In 1990, Henne graduated from UCSC's computer science masters program, where the seedlings of his Pixar career were planted. Much of his current work grows out of his mentorship with Jane Wilhelms, the UCSC professor who stretched his understanding of animation's potential.
He remembers Wilhelms investigating the possibilities of movement during a summer conference he attended. She had animated gymnast characters twirling on parallel bars, and boxy, bug-like beings swarming through an environment.
"She wasn't directing their path," Henne says. "It was kind of an AI (artificial intelligence) approach where they somehow could reason about where they were and the obstacles in front of them."
Her ideas influenced Henne, who still thinks about crowd dynamics when animating groups of characters. To show crowd movement, he says, you must start with the individual and build outward.
The classic example is a flock of birds. The flock doesn't have a thought process, he says. The amalgamation of individual behaviors creates the crowd's behavior: "Follow my neighbor but don't let them get too close." "If a gull has a fish, let's try to take it."
Henne, who wrote his UCSC master's thesis about flexible digital skin for human characters, does not believe in technology for its own sake. But by showing him the possibilities of animation, UCSC taught him how to captivate a movie audience.
Sound of silents
The UCSC campus helped film and digital media professor Shelley Stamp—an expert on silent movies and early women filmmakers— start a small project that grew into an international franchise.
Along with her former colleague Amelie Hastie, now an associate professor at Amherst College, she coordinated a conference that would draw 60 film scholars to explore and celebrate the remarkable—but often overlooked—contributions of women to the silent films of the early 20th century.

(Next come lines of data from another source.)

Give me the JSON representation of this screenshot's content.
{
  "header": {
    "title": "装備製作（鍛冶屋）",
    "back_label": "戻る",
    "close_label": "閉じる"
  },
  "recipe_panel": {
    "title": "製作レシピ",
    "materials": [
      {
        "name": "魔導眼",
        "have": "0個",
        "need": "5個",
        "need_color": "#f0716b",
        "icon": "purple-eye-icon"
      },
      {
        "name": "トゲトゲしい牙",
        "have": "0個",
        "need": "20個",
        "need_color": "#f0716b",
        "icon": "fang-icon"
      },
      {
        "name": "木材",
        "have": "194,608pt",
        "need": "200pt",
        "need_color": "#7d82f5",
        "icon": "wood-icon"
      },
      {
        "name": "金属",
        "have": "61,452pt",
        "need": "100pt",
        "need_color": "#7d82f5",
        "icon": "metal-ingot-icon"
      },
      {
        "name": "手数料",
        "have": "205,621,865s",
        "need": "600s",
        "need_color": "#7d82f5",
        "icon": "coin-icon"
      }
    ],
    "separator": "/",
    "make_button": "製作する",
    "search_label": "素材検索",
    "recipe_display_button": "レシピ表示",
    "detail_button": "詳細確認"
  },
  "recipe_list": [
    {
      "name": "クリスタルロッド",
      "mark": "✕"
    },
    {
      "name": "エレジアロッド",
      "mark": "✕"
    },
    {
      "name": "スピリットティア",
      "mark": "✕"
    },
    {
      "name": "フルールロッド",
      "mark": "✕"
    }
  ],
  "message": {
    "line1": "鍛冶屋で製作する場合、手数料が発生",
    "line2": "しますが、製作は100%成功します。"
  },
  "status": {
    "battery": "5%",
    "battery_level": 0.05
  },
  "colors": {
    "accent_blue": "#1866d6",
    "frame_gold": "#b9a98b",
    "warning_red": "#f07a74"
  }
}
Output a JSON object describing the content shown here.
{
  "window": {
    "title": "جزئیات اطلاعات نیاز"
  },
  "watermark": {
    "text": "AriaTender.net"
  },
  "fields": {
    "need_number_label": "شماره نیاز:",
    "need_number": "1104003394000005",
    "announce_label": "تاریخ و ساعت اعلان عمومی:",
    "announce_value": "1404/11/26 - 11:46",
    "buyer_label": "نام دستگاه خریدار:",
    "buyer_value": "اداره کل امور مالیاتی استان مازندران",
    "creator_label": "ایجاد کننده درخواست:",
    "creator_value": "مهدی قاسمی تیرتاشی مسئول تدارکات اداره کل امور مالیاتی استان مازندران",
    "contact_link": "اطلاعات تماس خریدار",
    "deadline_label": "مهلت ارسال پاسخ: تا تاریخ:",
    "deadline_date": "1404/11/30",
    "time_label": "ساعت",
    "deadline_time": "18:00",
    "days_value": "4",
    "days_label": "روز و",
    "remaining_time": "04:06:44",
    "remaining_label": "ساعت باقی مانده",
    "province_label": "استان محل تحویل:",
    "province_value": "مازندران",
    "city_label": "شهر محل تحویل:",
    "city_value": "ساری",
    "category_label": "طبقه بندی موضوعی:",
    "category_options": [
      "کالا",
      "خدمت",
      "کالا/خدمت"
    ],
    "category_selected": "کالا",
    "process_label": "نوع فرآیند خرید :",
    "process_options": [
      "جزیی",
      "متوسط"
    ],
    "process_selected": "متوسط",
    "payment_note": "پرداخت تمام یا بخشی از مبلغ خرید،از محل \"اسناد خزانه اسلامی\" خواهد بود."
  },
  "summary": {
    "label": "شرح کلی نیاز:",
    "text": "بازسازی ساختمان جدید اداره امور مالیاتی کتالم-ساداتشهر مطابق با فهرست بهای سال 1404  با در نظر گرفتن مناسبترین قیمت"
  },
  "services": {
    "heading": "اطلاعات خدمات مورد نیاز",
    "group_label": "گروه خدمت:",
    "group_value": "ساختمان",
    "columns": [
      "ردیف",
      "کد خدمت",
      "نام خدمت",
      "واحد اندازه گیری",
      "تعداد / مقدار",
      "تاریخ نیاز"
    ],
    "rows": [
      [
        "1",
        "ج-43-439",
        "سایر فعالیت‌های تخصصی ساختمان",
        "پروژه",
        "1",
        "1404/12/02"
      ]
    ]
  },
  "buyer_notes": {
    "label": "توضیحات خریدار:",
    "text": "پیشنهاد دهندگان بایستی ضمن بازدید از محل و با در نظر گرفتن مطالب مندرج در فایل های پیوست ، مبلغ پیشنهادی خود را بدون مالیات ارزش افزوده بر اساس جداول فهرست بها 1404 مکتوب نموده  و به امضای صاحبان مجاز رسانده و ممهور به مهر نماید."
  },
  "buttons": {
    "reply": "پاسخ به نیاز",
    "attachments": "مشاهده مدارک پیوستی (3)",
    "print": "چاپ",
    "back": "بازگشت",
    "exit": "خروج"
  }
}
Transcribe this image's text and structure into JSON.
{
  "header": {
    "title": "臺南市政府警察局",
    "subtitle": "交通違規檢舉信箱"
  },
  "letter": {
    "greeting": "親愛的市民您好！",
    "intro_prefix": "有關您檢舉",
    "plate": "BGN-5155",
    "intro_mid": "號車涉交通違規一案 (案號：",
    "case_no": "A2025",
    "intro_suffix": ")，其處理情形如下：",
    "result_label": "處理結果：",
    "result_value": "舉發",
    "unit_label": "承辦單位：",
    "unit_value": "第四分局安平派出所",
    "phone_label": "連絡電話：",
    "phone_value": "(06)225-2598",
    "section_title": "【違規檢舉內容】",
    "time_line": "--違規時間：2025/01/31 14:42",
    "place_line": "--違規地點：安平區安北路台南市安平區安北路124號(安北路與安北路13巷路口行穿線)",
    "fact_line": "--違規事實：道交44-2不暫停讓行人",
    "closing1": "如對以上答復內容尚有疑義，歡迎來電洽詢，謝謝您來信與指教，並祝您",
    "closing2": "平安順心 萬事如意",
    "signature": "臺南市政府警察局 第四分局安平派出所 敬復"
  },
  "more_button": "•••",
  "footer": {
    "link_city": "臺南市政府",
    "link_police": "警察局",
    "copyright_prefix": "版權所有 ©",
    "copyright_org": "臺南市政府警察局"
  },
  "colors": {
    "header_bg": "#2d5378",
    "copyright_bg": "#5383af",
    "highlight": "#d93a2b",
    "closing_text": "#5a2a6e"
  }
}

The conference was the first of its kind. For years, women's early contributions to film were neglected in film studies, in spite of the astonishing amount of influence and creative control they had in the industry.
But the idea took off. Since then the conference, designed as an open and friendly place to share research and ideas, spread from Santa Cruz to Montreal, Guadalajara, Stockholm, and Bologna. Another Women and the Silent Screen conference is already planned for Melbourne, Australia, in 2013.
UCSC's long-standing, pioneering support for feminist scholarship made it a logical launching pad for the series of conferences, said Stamp.
"And although my current research takes me to archives in New York, D.C., and Los Angeles, the community of feminist scholars here provides me with a sustaining and inspiring home base," she says.
Aside from helping to grow a conference, Stamp helps her young UCSC students grow future careers by encouraging them to look into filmmaking's distant past.
"Students come into the program with an incredible level of media literacy," Stamp continues. "But several of them confessed to me that they'd never seen a black-and-white film, and some have never seen a film more than 10 years old. It is my job and also my great pleasure to get them excited about the older films. Their socks are blown off by the rich cinema culture that existed before 1928."
Clearly, the students are paying attention.
One former student is the archivist at Francis Ford Coppola's American Zoetrope Films. Another is vice president for development at Warner Bros. Pictures.
"The best students recognize that you can't move forward without seeing what came before you," Stamp says.